Good evening fellow horror fanatics! Tonight we will be checking out a film titled BE AFRAID written by Gerald Nott and directed by Drew Gabreski. To get you better acquainted with the film, I’ll turn to the plot description from IMDB:

“Not long after John Chambers and his family arrive at their new home in a small country town of Pennsylvania, John begins to experience sleep paralysis. Lying there paralyzed, trapped within his own nightmare, other-worldly beings visit John. They are entities which exist in the darkest shadows of the night and can only be seen out of the corner of one’s eye. These encounters begin to haunt John, transforming to complete terror as he discovers the entities’ sole purpose… the abduction of his seven year old son. In the end, John will uncover the town’s horrific secret, a portal on his land, and make one last attempt to save his son before the shadow people permanently take him away to their world.” 
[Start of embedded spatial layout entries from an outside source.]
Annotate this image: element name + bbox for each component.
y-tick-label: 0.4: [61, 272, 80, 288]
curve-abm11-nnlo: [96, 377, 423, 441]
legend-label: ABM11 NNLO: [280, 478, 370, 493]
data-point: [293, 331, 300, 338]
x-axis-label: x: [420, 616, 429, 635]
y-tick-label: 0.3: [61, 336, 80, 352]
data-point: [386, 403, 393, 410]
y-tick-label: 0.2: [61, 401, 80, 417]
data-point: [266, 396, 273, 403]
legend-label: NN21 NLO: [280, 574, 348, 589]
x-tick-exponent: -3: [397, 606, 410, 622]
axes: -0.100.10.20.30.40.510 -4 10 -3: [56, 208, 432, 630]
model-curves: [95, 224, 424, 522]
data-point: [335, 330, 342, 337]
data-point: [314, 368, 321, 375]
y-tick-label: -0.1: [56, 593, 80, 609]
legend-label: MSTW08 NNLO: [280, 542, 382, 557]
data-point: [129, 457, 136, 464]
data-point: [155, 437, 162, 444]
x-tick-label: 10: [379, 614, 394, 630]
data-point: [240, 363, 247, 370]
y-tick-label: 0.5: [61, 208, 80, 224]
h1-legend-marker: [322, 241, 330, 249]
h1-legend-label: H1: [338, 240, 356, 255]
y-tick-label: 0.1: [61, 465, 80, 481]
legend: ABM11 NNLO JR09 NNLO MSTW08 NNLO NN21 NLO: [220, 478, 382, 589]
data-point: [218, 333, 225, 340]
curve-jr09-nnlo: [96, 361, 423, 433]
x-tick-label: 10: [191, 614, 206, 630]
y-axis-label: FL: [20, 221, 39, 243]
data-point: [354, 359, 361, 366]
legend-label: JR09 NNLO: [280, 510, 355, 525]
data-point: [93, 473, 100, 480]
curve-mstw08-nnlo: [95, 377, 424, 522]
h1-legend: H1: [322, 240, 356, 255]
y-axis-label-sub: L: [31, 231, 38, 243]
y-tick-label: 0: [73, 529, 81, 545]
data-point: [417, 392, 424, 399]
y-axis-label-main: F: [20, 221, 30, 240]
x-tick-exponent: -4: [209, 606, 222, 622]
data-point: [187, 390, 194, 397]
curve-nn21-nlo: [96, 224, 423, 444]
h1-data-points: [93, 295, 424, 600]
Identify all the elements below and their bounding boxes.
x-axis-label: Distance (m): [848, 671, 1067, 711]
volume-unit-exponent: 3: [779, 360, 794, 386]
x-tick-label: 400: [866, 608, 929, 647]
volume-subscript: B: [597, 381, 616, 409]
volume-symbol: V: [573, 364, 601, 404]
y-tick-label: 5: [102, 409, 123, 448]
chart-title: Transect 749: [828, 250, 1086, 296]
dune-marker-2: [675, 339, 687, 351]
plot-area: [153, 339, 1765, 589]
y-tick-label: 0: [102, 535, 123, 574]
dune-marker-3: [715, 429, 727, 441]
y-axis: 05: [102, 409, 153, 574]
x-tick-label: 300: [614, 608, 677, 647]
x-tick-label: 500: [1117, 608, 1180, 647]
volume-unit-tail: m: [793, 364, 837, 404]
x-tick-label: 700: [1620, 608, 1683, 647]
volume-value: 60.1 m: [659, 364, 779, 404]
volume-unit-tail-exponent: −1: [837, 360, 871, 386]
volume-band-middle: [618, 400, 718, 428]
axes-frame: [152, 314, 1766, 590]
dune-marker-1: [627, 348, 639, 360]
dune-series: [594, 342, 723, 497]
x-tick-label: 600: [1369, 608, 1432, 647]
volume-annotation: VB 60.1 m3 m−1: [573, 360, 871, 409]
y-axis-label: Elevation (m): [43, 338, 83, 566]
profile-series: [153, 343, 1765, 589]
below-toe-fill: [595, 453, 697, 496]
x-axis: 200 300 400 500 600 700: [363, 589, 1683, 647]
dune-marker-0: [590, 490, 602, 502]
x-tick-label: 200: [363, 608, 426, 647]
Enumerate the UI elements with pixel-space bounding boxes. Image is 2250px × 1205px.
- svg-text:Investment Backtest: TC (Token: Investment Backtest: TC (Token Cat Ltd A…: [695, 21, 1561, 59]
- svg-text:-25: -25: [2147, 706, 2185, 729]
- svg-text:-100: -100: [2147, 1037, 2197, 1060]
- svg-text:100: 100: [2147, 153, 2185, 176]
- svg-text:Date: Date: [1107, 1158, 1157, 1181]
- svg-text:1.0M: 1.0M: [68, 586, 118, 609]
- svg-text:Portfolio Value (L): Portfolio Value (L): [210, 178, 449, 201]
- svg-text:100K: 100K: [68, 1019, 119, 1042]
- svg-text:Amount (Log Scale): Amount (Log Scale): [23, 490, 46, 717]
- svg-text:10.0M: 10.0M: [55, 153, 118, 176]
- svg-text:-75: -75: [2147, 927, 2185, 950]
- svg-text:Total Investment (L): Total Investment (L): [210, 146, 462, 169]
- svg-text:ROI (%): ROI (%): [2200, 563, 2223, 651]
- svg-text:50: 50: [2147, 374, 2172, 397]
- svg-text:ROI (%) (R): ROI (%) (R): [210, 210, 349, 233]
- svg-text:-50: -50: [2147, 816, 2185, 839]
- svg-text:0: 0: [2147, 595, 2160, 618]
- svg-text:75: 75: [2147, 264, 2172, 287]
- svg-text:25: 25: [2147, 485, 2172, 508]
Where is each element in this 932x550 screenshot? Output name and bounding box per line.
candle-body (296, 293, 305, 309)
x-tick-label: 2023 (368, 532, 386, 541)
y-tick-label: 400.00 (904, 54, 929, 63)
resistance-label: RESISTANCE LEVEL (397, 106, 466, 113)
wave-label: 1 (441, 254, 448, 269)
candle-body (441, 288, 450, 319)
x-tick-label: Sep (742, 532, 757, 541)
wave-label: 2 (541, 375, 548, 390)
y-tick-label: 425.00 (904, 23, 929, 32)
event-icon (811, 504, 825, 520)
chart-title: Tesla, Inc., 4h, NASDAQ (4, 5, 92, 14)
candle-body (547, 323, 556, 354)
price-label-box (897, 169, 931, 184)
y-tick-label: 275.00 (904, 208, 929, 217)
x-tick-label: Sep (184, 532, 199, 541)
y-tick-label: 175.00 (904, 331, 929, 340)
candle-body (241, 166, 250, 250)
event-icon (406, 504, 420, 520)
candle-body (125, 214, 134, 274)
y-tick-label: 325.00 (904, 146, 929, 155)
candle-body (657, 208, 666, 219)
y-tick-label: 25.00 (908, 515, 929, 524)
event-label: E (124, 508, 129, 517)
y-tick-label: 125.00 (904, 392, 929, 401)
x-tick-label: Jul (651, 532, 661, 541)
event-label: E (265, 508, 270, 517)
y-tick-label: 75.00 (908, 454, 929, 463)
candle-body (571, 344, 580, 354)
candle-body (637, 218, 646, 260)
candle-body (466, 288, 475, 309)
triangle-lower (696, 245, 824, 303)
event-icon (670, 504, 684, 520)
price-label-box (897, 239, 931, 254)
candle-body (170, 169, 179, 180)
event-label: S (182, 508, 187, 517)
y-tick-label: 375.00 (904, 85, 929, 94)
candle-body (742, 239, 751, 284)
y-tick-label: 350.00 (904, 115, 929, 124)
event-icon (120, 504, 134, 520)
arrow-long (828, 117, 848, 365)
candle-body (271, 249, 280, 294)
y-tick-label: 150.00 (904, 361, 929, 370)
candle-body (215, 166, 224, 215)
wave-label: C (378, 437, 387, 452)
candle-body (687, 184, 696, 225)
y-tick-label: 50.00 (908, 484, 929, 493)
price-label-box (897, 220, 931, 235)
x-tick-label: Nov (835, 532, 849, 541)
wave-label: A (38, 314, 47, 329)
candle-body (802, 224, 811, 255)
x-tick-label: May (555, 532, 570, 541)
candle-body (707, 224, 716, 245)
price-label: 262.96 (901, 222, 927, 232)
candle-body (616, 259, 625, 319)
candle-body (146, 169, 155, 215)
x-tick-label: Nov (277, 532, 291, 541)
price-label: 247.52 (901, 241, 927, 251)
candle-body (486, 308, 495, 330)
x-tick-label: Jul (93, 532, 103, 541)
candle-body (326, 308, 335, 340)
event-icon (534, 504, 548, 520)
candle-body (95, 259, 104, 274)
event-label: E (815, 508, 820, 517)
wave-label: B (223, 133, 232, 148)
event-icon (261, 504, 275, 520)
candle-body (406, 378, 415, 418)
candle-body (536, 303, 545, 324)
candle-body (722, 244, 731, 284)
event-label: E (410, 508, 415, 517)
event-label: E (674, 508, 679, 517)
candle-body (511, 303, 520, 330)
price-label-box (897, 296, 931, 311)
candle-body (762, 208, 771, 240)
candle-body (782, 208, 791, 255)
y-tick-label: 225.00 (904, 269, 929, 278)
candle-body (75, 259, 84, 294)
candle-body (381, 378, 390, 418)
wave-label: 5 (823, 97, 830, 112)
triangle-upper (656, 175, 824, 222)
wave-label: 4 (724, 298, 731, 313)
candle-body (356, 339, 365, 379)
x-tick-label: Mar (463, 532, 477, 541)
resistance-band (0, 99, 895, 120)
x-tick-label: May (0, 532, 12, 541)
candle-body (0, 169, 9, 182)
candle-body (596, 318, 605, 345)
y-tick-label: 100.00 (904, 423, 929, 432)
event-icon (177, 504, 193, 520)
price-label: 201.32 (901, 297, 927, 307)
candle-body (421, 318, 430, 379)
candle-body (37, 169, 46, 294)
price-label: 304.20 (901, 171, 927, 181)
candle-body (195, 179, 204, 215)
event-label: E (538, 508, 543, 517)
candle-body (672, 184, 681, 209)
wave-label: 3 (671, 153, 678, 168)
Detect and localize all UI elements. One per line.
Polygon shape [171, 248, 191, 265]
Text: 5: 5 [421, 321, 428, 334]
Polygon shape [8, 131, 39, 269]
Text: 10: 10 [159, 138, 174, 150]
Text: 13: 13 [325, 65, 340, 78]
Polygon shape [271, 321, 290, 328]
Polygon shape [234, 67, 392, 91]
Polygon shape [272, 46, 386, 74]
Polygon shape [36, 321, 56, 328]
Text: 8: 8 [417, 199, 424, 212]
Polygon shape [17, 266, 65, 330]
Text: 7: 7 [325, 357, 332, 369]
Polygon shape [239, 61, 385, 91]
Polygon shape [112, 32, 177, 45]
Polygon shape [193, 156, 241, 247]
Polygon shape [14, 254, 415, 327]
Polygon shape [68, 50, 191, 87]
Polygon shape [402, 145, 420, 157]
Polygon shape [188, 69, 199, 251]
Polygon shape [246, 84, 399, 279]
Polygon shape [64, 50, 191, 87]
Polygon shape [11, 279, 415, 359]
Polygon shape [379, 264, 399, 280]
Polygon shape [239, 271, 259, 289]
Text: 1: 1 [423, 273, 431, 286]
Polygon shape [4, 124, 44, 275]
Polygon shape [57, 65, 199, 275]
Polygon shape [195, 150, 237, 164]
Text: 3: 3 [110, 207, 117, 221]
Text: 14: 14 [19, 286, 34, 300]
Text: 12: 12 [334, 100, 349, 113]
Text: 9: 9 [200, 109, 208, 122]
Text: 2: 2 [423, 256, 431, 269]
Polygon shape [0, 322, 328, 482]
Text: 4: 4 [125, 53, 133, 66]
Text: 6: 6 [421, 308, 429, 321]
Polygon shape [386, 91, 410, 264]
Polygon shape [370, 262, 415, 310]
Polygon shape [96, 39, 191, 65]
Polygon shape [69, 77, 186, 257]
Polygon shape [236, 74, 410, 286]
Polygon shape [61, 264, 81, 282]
Having read prior to viewing that this film involved sleep paralysis as a contributing factor to the terror, I was highly interested considering I’ve seen little to no films involving sleep paralysis. The film opens in a very intense manner. A husband/father, Dean Booth (Kevin Grevioux), is frantically prepping for some sort of attack as he loads his gun and enters what I would call a “nope zone”, which is actually a cornfield. NOPE! Although using cornfields as an element in horror films is played out, I still found it very effective and it added a layer of creepy atmosphere.

Shortly after, we’re introduced to Dr. John Chambers (Brian Krause, “Charmed”, “Sleepwalkers”), whom has moved to this new house with his wife Heather and son Nathan. We’re also introduced to Ben Chambers (Jared Abrahamson) who has a bit of a tattered relationship with his family and generally only makes contact when he needs money. For me in films, these type of relationships build a strong connection between the audience and the characters. Unless the characters are totally shitty, in which case you could care less what happens to them. You also see some romance brewing between Ben Chambers and Nikki Collins (Noell Coet), which plays a bit into the plot but not too heavily.

The effects team did a fairly excellent job making everything appear so smooth even though you never really get a full on look at the supernatural element or creature in the film. It’s mostly shown through the use of shadows, silhouettes and distorted creepy camera angles. There’s a scene I found to be particularly gross involving sleep paralysis in a bathtub. Shadow creatures plus drowning equals NOPE.

Not being privy to sleep paralysis as aforementioned, that entire element, in addition to the supernatural happenings, actually blended together very well for me. It was creepy, surprising, and effective. The whole sleep paralysis element, along with seeing the same shapes or figures of a man standing over people watching them sleep, is another element that is consistently brought up throughout the film.

There’s no true resolution in the film aside from the return of a mission person, which seems to be the primary scare factor in the film. However, there is a twist at the end of the film which I was not actually anticipating. It was actually kind of sad but also scary at the same time. Overall, I did enjoy BE AFRAID because it was a fun film. It totally meshes perfectly with the current popularity that is circulating within the horror genre. I would recommend it to fans of films like THE BYE BYE MAN, INSIDIOUS, or THE CONJURING.

BE AFRAID will be available On Demand and Digital Release June 1st, 2017.